Para Paim, uma das referências no Congresso quando o assunto é legislação trabalhista, muitos deputados se renderem ao lobby, quando grupos procuram parlamentares para emplacar projetos de seu interesse. “Com certeza. Alguns setores – digamos assim, para não nominar deputados – foram seduzidos por aqueles que financiam as campanhas. E quem financia cobra, depois, a conta”, reclamou. O senador diz temer ainda que os deputados não garantam aos terceirizados os direitos assegurados aos trabalhadores da “empresa-mãe”, ou contratante. Paim diz que o ideal é a inclusão deles na Comissão Interna de Prevenção de Acidentes (Cipa).

“Que caminho nós, do Senado, temos de fazer? No meu entendimento, o bom senso manda que a gente rejeite o projeto e apresente outro regulamentando, aí sim, a questão dos terceirizados, separadamente. Para mim, é o único caminho viável. Espero que os senadores – que pertencem à Casa revisora, que tem mais sensibilidade para a questão social – possam caminhar conosco nessa visão mais ampla de valorizar o terceirizado, e não rebaixar os celetistas”, ponderou, referindo-se aos empregados regidos pela Consolidação das Leis do Trabalho (CLT).

“A gente aprova o projeto e manda para a Câmara. Se a Câmara alterar, volta para o Senado, e o Senado dá a última palavra. Seria uma PEC [proposta de emenda à Constituição] paralela, como fizemos no passado, na reforma da Previdência”, acrescentou o senador petista.

Paim lembra que, na quinta-feira (14), o assunto será discutido em comissão especial em um auditório do Senado, quando são esperadas centenas de pessoas direta ou indiretamente ligadas ao tema. Paim diz ter a expectativa de reunir “500 líderes” trabalhistas em evento com o seguinte tema: “Terceirização, revogação da Lei Áurea e trabalho escravo”.

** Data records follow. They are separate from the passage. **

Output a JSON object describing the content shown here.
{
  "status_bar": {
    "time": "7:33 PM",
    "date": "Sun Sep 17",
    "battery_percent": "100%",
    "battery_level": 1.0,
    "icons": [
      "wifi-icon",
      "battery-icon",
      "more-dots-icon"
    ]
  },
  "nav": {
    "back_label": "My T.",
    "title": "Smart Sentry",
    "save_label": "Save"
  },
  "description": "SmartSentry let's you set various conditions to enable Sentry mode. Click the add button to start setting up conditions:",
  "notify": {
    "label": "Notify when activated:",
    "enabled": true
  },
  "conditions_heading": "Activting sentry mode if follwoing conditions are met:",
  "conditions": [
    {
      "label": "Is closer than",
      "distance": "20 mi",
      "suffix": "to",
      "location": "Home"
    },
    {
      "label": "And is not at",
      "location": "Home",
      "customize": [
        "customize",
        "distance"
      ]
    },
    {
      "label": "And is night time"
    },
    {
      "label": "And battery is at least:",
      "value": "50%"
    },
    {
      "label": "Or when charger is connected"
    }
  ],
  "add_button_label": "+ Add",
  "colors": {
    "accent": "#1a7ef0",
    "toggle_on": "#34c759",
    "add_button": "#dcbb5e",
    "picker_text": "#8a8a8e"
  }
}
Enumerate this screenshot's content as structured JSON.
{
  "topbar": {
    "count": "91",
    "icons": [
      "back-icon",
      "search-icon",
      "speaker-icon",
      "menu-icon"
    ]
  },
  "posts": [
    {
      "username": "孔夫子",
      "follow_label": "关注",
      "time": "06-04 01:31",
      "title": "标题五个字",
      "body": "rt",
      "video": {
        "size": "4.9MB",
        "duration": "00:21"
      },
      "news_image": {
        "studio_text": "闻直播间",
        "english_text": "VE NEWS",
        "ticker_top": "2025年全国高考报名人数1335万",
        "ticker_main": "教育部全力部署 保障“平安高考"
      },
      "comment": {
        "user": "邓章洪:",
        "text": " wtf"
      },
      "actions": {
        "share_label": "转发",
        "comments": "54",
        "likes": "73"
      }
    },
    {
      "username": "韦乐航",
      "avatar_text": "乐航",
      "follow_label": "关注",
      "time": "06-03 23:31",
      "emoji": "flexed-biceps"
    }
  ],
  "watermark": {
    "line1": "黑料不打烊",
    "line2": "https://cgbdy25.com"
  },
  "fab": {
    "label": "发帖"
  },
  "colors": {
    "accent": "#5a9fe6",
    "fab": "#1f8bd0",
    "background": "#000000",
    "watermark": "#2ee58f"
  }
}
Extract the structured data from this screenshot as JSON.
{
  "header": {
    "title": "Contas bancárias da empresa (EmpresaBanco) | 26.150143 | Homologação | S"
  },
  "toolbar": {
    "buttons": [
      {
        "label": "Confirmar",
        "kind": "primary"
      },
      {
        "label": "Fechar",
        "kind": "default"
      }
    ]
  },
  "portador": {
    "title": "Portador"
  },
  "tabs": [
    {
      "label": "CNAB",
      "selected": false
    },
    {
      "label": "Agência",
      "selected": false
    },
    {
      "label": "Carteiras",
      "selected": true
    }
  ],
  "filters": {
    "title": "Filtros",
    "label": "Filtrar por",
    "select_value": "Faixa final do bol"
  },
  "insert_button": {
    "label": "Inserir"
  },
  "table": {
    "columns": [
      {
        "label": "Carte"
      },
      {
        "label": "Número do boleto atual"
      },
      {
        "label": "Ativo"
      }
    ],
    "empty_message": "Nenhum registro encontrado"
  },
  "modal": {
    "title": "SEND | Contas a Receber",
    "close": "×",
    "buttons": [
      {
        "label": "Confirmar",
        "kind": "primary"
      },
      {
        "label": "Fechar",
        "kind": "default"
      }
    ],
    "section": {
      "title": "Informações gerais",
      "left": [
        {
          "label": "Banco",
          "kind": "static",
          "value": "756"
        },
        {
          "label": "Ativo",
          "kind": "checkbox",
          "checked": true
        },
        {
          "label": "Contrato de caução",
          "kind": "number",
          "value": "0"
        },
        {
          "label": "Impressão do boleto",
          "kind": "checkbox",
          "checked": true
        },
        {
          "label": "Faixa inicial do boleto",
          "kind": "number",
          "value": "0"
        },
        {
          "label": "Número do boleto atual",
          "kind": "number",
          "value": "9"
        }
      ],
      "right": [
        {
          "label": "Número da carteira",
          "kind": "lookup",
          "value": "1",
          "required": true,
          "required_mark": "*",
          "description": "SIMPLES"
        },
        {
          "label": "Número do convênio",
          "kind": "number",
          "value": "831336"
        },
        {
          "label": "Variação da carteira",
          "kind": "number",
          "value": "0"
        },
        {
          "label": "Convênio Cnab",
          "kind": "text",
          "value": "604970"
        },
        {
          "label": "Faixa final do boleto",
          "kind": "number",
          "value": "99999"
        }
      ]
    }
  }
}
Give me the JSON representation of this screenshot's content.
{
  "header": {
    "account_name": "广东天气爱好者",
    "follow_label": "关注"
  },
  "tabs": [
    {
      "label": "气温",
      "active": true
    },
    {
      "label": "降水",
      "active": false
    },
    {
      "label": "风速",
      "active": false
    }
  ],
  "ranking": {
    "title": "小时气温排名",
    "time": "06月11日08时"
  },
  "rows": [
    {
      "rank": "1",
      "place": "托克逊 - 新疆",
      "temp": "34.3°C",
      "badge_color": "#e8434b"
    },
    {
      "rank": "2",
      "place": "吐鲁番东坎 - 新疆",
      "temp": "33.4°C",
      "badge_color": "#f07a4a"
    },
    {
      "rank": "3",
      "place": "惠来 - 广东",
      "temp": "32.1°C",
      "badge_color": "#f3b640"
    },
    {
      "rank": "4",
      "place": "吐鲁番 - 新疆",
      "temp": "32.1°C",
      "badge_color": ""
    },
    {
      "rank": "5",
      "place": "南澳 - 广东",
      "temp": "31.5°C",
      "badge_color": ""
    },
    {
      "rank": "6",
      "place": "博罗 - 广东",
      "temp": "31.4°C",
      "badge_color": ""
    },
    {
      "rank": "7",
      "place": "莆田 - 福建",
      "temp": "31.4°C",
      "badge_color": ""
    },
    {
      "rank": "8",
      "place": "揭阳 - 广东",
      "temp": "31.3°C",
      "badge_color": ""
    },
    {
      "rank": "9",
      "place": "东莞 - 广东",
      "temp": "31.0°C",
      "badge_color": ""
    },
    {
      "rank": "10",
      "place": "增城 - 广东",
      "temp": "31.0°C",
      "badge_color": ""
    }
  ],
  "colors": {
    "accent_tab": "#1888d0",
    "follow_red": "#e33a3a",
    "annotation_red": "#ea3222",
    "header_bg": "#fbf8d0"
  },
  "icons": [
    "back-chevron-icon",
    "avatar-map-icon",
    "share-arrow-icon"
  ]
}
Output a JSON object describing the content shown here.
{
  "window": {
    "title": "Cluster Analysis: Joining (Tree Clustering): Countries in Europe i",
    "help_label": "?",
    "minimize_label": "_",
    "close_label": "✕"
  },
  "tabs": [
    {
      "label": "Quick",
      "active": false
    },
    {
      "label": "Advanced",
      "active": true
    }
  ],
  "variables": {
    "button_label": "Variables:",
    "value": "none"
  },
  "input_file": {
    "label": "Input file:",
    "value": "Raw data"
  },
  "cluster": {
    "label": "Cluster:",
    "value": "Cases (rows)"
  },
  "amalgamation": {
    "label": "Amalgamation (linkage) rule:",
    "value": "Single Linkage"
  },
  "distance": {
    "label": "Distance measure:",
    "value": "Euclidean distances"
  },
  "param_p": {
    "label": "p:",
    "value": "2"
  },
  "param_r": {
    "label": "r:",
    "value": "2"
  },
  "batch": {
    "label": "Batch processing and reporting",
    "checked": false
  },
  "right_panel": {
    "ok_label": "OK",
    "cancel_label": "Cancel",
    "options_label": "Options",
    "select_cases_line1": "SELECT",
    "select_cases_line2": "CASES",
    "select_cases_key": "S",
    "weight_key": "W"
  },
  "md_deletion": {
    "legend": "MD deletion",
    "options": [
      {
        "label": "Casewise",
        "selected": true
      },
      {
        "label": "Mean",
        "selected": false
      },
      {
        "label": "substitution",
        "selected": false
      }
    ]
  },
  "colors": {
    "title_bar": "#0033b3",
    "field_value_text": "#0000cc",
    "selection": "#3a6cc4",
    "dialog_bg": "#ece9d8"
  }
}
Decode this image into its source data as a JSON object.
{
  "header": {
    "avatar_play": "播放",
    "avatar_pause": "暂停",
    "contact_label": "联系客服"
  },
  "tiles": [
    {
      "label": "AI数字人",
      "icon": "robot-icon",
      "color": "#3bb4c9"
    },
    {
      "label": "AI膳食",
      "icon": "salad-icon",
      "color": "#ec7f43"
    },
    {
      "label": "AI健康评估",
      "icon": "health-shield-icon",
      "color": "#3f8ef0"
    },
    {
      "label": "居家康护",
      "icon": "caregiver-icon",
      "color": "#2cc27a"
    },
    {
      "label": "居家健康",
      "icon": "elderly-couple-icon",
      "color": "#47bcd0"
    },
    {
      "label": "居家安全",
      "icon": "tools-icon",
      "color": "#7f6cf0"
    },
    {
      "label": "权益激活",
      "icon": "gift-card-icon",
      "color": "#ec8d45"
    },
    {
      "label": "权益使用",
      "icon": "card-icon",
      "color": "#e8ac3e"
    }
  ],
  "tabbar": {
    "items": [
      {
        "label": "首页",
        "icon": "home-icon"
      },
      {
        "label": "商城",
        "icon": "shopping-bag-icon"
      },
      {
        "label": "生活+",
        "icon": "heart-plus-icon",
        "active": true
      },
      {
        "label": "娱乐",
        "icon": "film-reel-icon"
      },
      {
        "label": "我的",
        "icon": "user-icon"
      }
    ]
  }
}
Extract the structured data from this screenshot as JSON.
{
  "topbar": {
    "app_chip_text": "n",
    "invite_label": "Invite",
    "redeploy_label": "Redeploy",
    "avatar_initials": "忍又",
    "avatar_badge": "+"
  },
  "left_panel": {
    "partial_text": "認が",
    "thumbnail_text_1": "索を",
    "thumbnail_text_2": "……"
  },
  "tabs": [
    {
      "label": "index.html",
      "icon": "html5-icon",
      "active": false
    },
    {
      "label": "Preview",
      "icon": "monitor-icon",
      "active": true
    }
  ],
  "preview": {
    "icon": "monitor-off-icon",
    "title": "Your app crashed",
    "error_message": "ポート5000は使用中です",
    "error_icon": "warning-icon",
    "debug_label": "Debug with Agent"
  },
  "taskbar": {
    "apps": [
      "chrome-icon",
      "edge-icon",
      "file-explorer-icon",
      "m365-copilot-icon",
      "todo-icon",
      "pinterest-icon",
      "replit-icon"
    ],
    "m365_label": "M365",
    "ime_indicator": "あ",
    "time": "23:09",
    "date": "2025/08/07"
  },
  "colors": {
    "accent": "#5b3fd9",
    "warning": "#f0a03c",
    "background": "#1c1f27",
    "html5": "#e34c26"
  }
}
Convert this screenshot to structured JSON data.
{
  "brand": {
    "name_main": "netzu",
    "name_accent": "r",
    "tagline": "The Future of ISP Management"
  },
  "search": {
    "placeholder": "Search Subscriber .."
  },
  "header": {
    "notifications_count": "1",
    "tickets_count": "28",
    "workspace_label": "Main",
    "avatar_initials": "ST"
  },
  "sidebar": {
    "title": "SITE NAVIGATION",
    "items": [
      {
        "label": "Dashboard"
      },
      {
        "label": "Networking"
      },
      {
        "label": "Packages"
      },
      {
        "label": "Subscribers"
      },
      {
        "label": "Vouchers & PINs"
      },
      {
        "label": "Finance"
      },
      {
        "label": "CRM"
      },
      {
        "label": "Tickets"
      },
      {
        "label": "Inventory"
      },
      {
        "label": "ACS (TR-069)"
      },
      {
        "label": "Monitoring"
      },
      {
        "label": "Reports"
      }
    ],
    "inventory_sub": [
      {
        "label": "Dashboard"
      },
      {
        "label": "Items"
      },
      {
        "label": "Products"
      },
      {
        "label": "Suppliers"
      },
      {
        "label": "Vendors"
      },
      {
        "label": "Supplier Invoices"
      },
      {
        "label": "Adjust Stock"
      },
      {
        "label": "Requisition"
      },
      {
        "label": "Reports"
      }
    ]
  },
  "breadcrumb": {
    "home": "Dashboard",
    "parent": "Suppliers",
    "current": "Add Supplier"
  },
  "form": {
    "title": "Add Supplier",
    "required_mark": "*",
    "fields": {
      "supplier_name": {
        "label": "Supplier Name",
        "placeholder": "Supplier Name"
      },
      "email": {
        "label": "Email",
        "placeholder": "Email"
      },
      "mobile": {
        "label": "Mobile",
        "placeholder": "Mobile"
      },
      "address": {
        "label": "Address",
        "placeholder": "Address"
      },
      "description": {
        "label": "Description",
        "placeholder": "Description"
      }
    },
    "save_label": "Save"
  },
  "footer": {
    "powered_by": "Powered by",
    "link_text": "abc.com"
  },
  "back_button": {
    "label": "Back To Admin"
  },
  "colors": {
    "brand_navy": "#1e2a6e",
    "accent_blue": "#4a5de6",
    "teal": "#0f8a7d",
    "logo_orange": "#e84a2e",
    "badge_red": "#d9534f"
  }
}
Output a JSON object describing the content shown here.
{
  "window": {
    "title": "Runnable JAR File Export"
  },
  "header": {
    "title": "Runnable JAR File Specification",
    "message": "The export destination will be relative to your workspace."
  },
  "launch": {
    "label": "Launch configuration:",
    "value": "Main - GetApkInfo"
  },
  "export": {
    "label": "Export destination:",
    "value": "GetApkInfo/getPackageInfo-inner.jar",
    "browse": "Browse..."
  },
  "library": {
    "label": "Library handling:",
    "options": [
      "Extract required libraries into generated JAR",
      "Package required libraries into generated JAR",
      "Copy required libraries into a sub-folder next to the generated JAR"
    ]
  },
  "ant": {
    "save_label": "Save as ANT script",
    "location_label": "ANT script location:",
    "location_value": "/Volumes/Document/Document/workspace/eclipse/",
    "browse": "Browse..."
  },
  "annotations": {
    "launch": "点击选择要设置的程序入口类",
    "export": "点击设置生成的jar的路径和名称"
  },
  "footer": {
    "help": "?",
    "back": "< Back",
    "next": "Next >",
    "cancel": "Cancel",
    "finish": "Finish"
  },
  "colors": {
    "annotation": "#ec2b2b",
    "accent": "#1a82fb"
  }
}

O Congresso em Foco procurou o presidente da Câmara para comentar o assunto. Mas, até o fechamento desta reportagem, Eduardo Cunha não respondeu ao contato.

“Absurdo”
Já para o senador Paulo Rocha (PT-PA), membro titular da Comissão de Assuntos Sociais, o destino mais provável do projeto é o arquivamento. “Esse é o processo”, disse à reportagem. Para o petista, o que foi feito pelos deputados em relação à redação da matéria “foi um absurdo”.

“Naturalmente, vamos fazer um processo de discutir o projeto em todas as comissões, para os senadores realmente aprofundarem o debate sobre essa questão. Tem uns que defendem a regulamentação, claro, diferente do que saiu lá da Câmara, que foi um absurdo”, ponderou o senador.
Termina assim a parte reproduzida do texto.